Engineering

The PageIndex Question: Tree-Based Retrieval, Real Trade-Offs, and the Hybrid That Actually Ships

cmdev13 min read
The PageIndex Question: Tree-Based Retrieval, Real Trade-Offs, and the Hybrid That Actually Ships
Share
~19 min

It was a screenshot, posted on a Tuesday afternoon, that crossed every engineering feed in a single week.

PageIndex (Vectorless RAG): 98.7% on FinanceBench. GPT-4o Search: 31%.

The replies were mostly the same shape. "The end of chunking." "Vector RAG is over." "Why are we still embedding documents?" A senior research engineer at a hedge fund told us he had four people on his team forwarding the screenshot to him by Wednesday morning. Each had reached the same conclusion. Each was about to run the wrong experiment.

The number is real. The framework is real. The architecture is genuinely new — a reasoning-based retrieval over hierarchical document structure, with no embeddings, no chunking, and no vector database. The GitHub repo has crossed twenty-three thousand stars. The paper is on arXiv. The company behind it, VectifyAI, has published a reproducible evaluation harness. The number is also incomplete in a way that matters if you are paying for the infrastructure.

This piece takes the claim apart on engineering terms. What PageIndex actually does. What the 98.7 per cent includes and excludes. What the marketing leaves out — latency, cost shape, document-class fit, the failure mode at scale. And the hybrid architecture that the honest independent reviewers keep landing on, which is what any team running production retrieval against a real corpus will end up building.

Key takeaways

  • PageIndex segments documents along natural section boundaries and builds a tree; retrieval is an LLM walking the tree node by node. No embeddings, no chunking, no vector store — genuinely a different architecture, not a wrapper.
  • The 98.7% FinanceBench score is real and narrowly defined: single-document QA over SEC filings (a highly structured class). Vector RAG scores ~50% and GPT-4o Search scores 31% on the same benchmark.
  • The marketing leaves out three trade-offs: 2-5 seconds of latency per query (versus milliseconds for vector search), higher per-query cost (every retrieval step is an LLM call), and no graceful path to corpus-scale retrieval across thousands of documents.
  • Tree-based retrieval dominates SEC filings, legal contracts, academic and technical manuals, and audit-defensible single-document workflows. Vector RAG remains right for corpus discovery, latency-sensitive applications, cost-sensitive high-volume workloads, and heterogeneous content.
  • The production architecture is not vector versus tree — it is vector into tree. Vector for corpus discovery, tree for within-document precision, intent classifier routing between them, audit trail recording both paths.

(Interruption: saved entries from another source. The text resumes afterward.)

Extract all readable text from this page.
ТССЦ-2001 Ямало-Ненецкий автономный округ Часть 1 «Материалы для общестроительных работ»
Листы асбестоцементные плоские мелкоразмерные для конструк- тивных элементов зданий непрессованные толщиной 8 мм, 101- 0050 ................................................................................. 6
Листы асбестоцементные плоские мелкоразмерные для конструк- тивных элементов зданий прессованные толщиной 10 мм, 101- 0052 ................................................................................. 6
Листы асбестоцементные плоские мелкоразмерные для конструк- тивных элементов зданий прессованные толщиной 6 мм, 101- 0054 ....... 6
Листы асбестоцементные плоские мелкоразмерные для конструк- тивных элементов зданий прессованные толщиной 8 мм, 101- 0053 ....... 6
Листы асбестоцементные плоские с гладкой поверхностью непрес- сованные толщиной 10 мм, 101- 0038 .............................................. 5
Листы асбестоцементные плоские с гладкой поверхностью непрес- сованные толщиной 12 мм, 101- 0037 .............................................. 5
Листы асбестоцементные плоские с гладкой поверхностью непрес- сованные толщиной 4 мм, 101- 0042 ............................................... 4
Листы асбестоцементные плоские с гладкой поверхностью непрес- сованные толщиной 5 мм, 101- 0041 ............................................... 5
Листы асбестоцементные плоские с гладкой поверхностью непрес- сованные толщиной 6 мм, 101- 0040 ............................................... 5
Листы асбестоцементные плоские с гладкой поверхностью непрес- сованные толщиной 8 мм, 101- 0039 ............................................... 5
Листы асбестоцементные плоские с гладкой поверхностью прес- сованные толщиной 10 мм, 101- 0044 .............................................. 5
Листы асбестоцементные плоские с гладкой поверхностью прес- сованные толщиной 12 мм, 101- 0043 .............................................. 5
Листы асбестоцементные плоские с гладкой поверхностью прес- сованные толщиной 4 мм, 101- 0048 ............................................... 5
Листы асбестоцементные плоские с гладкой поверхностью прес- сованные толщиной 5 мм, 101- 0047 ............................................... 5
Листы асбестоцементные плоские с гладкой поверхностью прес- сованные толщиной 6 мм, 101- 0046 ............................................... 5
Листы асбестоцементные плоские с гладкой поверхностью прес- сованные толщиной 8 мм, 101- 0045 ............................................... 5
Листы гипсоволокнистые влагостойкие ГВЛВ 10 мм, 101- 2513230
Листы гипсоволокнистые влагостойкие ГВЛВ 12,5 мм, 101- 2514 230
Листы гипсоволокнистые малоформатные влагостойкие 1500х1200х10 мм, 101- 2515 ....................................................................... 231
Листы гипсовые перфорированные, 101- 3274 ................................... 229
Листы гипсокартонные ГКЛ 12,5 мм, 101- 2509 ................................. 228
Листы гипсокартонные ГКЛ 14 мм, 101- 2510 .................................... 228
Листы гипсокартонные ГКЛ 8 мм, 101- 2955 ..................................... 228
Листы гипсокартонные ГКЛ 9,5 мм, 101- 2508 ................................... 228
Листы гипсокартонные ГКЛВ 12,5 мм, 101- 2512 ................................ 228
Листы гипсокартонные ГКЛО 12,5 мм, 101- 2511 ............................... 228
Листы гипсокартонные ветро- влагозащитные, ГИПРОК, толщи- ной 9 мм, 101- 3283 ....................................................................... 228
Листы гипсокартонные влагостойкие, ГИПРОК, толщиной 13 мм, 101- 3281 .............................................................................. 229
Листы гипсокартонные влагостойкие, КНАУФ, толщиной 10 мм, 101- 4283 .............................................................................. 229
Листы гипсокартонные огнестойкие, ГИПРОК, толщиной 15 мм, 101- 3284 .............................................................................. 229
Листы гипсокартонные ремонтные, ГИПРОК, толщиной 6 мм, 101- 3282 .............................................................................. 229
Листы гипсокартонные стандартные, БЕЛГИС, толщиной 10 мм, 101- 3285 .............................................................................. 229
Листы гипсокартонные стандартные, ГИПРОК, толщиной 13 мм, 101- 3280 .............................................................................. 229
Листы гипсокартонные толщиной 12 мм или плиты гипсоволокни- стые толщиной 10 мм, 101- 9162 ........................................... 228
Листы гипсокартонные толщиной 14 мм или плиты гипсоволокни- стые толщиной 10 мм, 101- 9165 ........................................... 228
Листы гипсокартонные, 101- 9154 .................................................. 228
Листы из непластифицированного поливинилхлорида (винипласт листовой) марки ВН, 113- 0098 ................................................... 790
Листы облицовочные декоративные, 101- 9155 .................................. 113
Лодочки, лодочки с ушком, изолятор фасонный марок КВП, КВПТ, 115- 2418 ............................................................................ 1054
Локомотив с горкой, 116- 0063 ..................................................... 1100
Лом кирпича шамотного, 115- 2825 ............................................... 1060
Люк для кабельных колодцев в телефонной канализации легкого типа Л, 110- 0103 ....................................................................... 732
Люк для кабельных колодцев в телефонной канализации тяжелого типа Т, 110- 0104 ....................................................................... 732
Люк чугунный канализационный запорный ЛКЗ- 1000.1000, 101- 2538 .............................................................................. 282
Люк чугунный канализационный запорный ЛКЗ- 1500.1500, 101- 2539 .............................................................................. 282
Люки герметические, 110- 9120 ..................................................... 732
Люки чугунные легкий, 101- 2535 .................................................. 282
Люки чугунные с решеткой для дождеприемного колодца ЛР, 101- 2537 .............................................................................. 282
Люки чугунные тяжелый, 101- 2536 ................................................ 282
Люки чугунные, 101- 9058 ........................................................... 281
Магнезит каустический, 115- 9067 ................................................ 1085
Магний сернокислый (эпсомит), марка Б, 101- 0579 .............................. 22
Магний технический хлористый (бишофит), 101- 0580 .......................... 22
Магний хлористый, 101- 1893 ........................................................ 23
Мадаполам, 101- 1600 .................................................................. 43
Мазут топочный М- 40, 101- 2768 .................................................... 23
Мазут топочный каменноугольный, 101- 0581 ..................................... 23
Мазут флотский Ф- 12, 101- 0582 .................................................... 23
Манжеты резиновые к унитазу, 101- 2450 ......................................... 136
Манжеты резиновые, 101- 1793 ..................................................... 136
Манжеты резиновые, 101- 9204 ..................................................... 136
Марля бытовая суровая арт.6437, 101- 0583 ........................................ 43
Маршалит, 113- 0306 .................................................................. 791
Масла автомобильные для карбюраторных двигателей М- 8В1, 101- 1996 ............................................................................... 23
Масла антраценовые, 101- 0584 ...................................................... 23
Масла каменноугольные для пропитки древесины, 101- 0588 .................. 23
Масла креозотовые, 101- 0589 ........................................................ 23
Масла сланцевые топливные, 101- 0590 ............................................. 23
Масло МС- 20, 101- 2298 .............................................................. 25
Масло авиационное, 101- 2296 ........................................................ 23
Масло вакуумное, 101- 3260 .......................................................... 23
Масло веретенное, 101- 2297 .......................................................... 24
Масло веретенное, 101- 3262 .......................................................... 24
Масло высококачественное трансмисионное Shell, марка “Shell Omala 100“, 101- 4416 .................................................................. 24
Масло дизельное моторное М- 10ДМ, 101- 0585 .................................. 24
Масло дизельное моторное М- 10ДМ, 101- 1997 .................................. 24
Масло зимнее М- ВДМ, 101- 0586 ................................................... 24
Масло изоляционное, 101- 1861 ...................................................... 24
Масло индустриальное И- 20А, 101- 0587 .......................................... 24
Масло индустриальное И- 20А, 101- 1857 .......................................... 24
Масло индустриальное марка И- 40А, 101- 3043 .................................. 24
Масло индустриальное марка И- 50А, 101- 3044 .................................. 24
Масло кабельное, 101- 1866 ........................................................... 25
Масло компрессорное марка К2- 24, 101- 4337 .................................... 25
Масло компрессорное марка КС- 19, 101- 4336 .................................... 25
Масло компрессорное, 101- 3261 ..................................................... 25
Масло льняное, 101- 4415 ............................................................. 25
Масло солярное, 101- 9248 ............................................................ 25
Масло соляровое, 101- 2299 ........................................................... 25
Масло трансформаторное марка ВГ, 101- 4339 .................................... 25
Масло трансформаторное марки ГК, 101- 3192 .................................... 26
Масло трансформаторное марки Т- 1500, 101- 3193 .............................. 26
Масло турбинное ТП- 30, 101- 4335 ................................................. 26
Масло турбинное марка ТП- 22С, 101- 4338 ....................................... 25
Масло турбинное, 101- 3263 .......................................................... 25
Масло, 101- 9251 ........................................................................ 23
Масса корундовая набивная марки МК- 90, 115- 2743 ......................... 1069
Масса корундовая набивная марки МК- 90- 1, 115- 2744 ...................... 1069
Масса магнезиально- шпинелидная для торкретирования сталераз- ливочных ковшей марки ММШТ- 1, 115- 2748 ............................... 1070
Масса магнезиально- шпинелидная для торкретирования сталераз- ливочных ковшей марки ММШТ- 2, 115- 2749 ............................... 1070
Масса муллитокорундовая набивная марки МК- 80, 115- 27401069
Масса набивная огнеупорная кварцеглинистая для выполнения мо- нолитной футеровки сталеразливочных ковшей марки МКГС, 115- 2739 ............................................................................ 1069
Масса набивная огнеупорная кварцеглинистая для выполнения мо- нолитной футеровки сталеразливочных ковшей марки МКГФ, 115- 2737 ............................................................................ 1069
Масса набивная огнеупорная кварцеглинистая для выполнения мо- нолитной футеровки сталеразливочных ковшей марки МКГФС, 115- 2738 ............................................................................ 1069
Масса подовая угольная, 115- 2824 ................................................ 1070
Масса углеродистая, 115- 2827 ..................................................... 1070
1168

How an analyst opens a 10-K

The architecture is two phases.

The indexing phase parses a PDF or Markdown document. Rather than chunking it into arbitrary 1,000-character spans, segment it along natural section boundaries — the table of contents, headings, page ranges. Build a tree where each node is a section, holding { title, id, page range, short summary }. No embeddings get computed. No vector store gets touched.

The retrieval phase, when a query arrives, sends an LLM to walk the tree. It reads the root summary, decides which child to descend into, repeats at the next level, and stops when it has the leaf node containing the answer. The "search" is sequential reasoning across the document's actual structure, not similarity over embedded chunks.

This is the way a financial analyst opens a 10-K filing. You do not memorise every paragraph of the document. You look at the table of contents, jump to the section that looks right, scan its headers, jump to the page that has the number. PageIndex is automating that exact behaviour with an LLM as the navigator. It is the difference between a librarian who walks you to the right shelf and one who tries to remember every page of every book on every shelf.

It is genuinely a different architecture, not a wrapper over vector search.

The 98.7 per cent is real — and narrowly defined

The benchmark is FinanceBench: a standard test of open-book question-answering over SEC filings — 10-K, 10-Q, 8-K. The evaluation runs the system over a curated set of financial questions, each with a known correct answer and the exact page it should have come from.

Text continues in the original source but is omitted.